A Rare Cause of Hydrocephalus: Dermoid Cyst Rupture

Abstract

Dermoid cysts (DC) are originated from ectodermal cells, which stay in the intracranial region in the course of neural tube closure between 3 and 5 weeks of the embryonic period. They are benign, slowly growing, usually asymptomatic, quite rare inclusion cysts, and consist <0.5% of primary intracranial tumors. Hydrocephalus is a disease that goes with impairment in cerebrospinal fluid circulation and has a complex physiopathology. In this report, we present a DC patient who developed confusion on postoperative day 4, after spinal surgery caused by hydrocephalus following epidermoid rupture. Computed tomography of the brain revealed fat blisters caused by fat crystals in the right sylvian fissure, anterior interhemispheric fissure, and basal cisterns. There was minimal dilation in lateral ventricles. Computed tomography obtained a couple of weeks later revealed significant triventricular hydrocephalus.
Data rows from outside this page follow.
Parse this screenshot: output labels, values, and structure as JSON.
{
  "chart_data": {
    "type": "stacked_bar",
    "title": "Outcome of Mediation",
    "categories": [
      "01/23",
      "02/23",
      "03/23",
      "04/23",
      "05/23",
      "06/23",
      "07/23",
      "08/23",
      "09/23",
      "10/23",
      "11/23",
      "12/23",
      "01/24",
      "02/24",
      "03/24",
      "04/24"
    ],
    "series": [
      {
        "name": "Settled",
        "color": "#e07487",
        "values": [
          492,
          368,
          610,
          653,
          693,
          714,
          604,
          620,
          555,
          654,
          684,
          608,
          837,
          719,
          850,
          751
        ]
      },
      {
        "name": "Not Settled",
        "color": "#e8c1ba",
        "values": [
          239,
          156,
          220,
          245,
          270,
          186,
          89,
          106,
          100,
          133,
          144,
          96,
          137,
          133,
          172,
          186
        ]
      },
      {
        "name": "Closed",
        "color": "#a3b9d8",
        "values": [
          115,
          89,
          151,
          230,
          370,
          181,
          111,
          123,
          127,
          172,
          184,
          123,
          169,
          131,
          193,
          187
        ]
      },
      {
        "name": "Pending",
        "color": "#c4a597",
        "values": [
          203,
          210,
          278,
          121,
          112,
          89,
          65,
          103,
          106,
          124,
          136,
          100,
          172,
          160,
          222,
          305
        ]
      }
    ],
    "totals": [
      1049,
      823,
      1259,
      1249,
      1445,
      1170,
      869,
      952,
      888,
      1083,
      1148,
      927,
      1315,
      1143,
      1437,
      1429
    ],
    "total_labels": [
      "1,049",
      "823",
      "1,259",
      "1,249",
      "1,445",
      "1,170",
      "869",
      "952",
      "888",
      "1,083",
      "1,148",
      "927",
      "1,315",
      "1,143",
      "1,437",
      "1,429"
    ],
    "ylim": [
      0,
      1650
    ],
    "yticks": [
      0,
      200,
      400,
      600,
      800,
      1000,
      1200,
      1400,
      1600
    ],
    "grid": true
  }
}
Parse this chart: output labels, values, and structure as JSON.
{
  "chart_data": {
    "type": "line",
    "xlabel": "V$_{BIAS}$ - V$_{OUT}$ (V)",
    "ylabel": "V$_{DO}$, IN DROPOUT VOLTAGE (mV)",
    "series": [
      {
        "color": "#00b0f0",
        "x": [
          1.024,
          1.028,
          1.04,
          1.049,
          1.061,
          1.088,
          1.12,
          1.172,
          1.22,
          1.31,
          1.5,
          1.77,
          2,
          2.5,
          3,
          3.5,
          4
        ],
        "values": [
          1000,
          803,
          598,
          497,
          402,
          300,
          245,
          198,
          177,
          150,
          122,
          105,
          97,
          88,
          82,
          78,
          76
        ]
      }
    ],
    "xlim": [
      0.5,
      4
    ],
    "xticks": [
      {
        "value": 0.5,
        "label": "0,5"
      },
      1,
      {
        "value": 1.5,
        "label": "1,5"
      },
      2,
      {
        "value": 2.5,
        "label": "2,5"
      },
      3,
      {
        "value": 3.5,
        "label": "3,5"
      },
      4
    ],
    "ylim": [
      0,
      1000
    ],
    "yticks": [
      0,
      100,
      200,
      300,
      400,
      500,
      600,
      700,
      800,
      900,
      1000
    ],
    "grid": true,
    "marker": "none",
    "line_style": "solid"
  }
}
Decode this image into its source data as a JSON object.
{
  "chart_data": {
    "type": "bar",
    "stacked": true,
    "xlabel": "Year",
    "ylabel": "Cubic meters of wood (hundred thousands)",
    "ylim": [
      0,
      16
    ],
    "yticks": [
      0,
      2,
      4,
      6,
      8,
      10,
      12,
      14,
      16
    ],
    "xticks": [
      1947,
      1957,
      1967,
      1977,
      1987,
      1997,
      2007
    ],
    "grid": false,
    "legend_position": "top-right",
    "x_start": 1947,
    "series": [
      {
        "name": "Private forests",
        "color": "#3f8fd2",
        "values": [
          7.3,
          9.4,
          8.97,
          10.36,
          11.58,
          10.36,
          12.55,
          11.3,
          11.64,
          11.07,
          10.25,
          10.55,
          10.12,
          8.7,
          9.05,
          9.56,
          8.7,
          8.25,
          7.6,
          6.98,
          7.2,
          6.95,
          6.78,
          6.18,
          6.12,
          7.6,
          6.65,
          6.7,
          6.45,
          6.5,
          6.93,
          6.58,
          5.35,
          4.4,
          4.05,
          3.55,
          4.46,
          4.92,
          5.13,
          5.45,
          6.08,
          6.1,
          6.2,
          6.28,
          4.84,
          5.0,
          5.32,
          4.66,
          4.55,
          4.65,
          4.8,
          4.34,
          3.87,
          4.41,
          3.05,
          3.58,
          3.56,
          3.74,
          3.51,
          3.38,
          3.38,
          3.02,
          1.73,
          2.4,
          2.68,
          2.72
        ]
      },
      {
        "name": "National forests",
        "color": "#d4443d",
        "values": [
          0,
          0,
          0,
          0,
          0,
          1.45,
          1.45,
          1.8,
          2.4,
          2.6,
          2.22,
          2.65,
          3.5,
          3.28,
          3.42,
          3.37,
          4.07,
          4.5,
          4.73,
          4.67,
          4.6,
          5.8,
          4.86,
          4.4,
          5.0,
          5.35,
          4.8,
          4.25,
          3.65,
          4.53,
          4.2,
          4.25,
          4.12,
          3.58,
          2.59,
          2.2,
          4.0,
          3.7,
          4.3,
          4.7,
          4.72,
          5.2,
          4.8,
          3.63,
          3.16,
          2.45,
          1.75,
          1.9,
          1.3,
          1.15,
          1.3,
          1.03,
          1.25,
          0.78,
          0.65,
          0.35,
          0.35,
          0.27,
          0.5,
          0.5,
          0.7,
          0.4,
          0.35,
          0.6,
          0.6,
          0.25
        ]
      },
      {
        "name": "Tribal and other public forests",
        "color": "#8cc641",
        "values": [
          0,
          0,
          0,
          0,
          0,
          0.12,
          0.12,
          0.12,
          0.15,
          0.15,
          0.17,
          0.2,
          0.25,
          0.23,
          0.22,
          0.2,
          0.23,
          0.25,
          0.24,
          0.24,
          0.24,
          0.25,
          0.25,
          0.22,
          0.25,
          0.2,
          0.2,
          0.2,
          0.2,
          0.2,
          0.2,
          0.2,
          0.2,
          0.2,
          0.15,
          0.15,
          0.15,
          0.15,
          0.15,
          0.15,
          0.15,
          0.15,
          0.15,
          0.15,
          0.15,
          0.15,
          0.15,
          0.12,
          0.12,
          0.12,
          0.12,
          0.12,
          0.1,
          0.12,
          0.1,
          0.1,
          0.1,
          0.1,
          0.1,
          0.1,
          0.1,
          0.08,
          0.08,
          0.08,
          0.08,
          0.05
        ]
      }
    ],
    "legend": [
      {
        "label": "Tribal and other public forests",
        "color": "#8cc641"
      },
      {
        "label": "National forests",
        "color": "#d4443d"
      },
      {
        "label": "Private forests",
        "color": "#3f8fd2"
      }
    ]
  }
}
On cranial magnetic resonance imaging, there were hyperintense foci in T1A, T2A, and FLAIR series and significant triventricular hydrocephalus. An external ventricular drainage system was inserted because of progressive hydrocephalus developing due to rupture of epidermoid tumor. The patient whose confusion improved in the early postoperative period and the external ventricular drainage system was removed on day 5. In conclusion, DCs and their rupture have become a more commonly encountered condition with increased use of magnetic resonance imaging. Proper treatment planning may be done for this potentially fatal complication of hydrocephalus due to ruptured epidermoid cyst through radiologic imaging.